Et mes autres, compagnons de bancs, rien ne nous mettra au ban.
Nous voilà tous unis indéfectiblement dans l’ignominie de l’injustice, qui ne prend même pas la peine de faire semblant, qui ne s’embarrasse même plus des apparences. Elle ne se travestit plus, elle assume n’être que la chambre d’enregistrement d’un plan qui n’a tellement pas de cohérence qu’il ne peut être que le fruit d’humeurs incohérentes. Et c’est ainsi que le niveau zéro de la justice, le fondement cortiqué de tout rapport humain, nous parlons du principe du contradictoire, n’a même pas été envisagé.
Je n’ai pas de mots encore, mais des sentiments beaucoup. Et quelques notions. Dont celle de la souveraineté d’un état. Et l’antiquité nous apprend qu’elle est constitutive d’une nation, de son droit et des ses frontières. Et quand on perd son droit, celui qui appartient à chacun, sans distinction aucune, alors on perd sa souveraineté. Et celui qui le confisque c’est donc la souveraineté qu’il assassine.

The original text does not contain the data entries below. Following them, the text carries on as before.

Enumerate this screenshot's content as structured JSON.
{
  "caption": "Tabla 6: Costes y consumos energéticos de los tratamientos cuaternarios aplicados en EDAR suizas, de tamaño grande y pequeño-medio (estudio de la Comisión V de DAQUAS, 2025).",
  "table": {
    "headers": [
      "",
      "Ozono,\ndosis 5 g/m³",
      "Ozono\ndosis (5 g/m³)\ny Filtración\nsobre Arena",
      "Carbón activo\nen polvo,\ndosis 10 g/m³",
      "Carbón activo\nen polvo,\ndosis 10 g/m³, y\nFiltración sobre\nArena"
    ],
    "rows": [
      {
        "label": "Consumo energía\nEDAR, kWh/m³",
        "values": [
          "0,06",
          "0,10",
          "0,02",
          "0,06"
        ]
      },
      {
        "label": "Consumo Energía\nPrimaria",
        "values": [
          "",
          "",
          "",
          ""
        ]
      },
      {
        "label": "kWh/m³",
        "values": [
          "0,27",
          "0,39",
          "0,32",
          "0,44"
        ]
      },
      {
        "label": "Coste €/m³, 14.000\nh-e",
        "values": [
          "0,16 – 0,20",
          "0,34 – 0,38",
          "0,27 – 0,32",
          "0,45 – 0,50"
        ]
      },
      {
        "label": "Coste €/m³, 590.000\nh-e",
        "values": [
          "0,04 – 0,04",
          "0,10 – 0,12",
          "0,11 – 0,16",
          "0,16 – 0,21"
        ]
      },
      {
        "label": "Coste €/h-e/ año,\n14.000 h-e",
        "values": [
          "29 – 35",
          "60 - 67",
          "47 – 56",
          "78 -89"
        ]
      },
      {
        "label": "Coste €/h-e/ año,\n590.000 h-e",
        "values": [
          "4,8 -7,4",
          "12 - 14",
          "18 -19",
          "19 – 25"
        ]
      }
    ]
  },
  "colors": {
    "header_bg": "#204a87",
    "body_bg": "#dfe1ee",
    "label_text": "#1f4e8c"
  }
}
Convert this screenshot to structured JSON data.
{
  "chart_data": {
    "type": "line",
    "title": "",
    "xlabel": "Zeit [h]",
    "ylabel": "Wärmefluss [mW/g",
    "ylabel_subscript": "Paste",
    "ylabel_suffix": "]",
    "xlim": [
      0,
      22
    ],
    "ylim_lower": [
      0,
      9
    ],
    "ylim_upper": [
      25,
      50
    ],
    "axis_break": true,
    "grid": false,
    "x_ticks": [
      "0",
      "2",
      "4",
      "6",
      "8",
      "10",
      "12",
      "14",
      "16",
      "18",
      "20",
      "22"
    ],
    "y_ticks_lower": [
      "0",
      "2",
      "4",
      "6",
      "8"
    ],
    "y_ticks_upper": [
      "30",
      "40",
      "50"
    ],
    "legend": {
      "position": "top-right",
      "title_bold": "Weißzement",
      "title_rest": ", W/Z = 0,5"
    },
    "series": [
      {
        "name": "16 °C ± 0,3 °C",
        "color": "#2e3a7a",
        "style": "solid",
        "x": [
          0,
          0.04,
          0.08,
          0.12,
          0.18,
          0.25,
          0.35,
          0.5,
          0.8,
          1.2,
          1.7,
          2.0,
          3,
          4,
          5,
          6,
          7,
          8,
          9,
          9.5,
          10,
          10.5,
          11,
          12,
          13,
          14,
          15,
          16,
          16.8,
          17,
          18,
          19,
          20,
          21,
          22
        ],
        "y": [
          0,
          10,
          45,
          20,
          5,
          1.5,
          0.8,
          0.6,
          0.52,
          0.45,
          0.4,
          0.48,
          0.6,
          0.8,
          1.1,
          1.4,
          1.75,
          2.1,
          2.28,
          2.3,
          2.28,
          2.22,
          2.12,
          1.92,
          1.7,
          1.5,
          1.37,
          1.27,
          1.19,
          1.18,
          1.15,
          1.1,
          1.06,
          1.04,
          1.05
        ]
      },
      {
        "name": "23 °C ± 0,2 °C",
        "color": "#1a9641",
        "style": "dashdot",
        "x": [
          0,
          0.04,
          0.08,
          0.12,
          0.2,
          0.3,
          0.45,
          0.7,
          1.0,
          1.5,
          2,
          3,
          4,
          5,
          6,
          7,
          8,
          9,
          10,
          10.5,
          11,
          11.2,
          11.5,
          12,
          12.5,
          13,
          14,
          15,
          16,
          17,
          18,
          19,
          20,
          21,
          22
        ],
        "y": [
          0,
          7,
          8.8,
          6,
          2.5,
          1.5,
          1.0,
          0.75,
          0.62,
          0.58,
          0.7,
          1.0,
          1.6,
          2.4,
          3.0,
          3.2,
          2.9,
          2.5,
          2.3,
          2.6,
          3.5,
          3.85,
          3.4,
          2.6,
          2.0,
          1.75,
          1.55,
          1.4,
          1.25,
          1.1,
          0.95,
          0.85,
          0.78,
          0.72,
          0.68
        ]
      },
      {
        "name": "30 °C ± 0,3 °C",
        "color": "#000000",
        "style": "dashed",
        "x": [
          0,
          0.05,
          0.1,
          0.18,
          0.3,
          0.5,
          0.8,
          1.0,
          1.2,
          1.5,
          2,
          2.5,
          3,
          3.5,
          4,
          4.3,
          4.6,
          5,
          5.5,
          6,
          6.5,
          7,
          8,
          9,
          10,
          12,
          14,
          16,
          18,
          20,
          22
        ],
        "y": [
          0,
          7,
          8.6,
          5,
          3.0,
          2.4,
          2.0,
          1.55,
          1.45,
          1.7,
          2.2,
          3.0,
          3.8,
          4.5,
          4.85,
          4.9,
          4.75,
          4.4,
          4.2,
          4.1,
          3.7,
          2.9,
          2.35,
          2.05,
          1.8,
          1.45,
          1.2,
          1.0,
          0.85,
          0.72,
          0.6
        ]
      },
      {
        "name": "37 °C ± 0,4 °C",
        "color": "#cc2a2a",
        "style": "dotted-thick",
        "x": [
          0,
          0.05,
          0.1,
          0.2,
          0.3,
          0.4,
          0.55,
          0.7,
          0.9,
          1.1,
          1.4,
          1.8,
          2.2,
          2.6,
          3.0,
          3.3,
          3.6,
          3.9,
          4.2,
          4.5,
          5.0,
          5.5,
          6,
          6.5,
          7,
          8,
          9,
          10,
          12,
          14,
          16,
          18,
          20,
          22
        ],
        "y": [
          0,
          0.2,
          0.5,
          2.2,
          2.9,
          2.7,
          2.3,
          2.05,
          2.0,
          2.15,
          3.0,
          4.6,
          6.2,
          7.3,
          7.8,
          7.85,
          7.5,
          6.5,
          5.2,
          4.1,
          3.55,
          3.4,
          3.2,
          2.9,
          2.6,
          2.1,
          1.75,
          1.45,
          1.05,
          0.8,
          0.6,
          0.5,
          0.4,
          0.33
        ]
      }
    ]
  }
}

Je n’ai pas de mots encore. Mais un amour. Infini. Pour ma Tunsisie. Qui m’a vu naître, qui me voit grandir et qui me verra mourir. Qui m’a drapé dans son Histoire, qui m’a couvé de sa culture, qui m’a accompagné par sa force, qui m’a fait de son peuple, qui m’a offert d’y appartenir. Cette Tunisie qui a donné corps au mot fierté, substance à celui de patrie, sens à mes origines.
Je n’ai pas de mots encore. Mais beaucoup d’énergie et notamment celle de me battre. Contre personne, mais pour la Tunisie.
Je n’ai pas de mots encore. Mais ça va venir. Le temps de dompter les maux.